Make at least two plots that help you answer your question on the transformed or summarized data. Use scales and/or labels to make each plot informative.
#Looking at Selling Price vs Miles Driven
ggplot(car_details_miles) +
aes(x = selling_price,
y = miles_driven) +
geom_point() +
labs(title = "Selling Price versus Miles Driven",
x = "Selling Price",
y = "Miles Driven")
#Chart by year
ggplot(car_details_miles) +
aes(x = selling_price,
y = miles_driven,
color = year) +
geom_point() +
labs(title = "Selling Price versus Miles Driven by Year",
x = "Selling Price",
y = "Miles Driven")+
scale_color_gradient(low = "black", high="pink")
#Chart by Owner
ggplot(car_details_miles) +
aes(x = selling_price,
y = miles_driven,
color = owner) +
geom_point() +
labs(title = "Selling Price versus Miles Driven by Number of Owners",
x = "Selling Price",
y = "Miles Driven")
Summarize your research question and findings below.
My research question was examining the association between selling price of car and miles driven. I also looked at this association stratified by number of owners and year of car. My findings for the associarion between selling price and miles driven were that as the miles driven increased the selling price decreased. And that high priced cars all had low miles. When looking at this data stratified by year, the trend shows that newer cars have lower miles and generally higher selling prices, and conversley older cars have lower selling prices and higher miles driven.
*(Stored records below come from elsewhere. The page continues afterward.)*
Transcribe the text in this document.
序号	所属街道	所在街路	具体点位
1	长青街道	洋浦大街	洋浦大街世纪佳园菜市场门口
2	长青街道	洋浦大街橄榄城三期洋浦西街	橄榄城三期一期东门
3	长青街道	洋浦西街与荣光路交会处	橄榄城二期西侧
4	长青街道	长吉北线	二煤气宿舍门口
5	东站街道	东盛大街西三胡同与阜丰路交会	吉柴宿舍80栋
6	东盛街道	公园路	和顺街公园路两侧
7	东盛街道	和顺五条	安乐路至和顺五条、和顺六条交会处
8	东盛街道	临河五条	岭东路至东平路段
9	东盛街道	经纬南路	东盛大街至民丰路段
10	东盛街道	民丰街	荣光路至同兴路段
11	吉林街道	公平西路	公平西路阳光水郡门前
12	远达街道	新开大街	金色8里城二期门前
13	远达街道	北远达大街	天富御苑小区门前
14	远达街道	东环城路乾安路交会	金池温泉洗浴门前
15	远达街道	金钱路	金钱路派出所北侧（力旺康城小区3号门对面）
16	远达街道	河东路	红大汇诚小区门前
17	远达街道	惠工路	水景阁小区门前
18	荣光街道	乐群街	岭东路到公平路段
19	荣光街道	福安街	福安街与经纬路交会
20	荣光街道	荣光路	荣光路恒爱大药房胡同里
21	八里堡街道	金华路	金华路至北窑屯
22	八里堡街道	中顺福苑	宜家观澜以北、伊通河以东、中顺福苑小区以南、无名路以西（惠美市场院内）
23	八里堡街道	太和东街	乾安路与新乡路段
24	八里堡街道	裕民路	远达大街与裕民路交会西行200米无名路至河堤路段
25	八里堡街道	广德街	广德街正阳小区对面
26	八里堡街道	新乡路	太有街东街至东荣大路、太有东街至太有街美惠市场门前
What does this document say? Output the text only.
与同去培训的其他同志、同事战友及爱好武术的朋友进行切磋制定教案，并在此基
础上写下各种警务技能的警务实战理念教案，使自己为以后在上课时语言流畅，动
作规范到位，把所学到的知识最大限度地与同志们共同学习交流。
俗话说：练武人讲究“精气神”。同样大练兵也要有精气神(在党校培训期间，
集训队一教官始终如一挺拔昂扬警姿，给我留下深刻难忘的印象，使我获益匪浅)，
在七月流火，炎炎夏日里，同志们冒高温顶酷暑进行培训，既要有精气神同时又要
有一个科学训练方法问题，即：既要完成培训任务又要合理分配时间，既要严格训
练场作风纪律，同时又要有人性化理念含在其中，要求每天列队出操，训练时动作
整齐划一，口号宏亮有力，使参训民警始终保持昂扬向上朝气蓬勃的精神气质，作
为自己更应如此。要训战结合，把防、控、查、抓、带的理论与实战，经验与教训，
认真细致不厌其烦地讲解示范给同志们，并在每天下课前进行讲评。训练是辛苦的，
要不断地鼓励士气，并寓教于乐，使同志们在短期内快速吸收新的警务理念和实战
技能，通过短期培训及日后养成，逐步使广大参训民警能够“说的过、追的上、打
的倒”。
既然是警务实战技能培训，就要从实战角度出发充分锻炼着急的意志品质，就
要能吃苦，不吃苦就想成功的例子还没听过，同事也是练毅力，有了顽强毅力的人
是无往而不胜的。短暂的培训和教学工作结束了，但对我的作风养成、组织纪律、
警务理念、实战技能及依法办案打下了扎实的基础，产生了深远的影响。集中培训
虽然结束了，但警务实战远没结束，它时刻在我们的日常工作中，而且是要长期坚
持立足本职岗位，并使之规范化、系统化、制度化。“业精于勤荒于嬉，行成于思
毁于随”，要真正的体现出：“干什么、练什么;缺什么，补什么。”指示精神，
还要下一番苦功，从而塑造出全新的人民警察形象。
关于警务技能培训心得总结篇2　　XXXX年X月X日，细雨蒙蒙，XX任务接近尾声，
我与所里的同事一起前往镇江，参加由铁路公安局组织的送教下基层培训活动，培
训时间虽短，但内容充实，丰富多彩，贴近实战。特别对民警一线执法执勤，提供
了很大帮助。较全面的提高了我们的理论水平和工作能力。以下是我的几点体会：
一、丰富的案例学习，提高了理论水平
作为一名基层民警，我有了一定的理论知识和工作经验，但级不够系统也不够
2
Examening the data stratified by number of owners, there is not as much of a clear pattern in the scatter plot. Though looking at the table of averages for selling price and miles driven, the price decreases as the number of owners goes up, the miles driven increases as the number of owners increase.
Are your findings what you expected? Why or Why not? These findings were generally what I hypothesized. I expected that the selling price of the car would go down as the number of miles driven increased, this matched the findings for the overall averages. I did think there would be more of a clear pattern apparent in the scatter plot. I also expected that older cars would have higher milage and lower selling price, which was shown in the data. I also thought that as the number of owners increased the miles driven would increase and the price would decrease, which was shown in the data.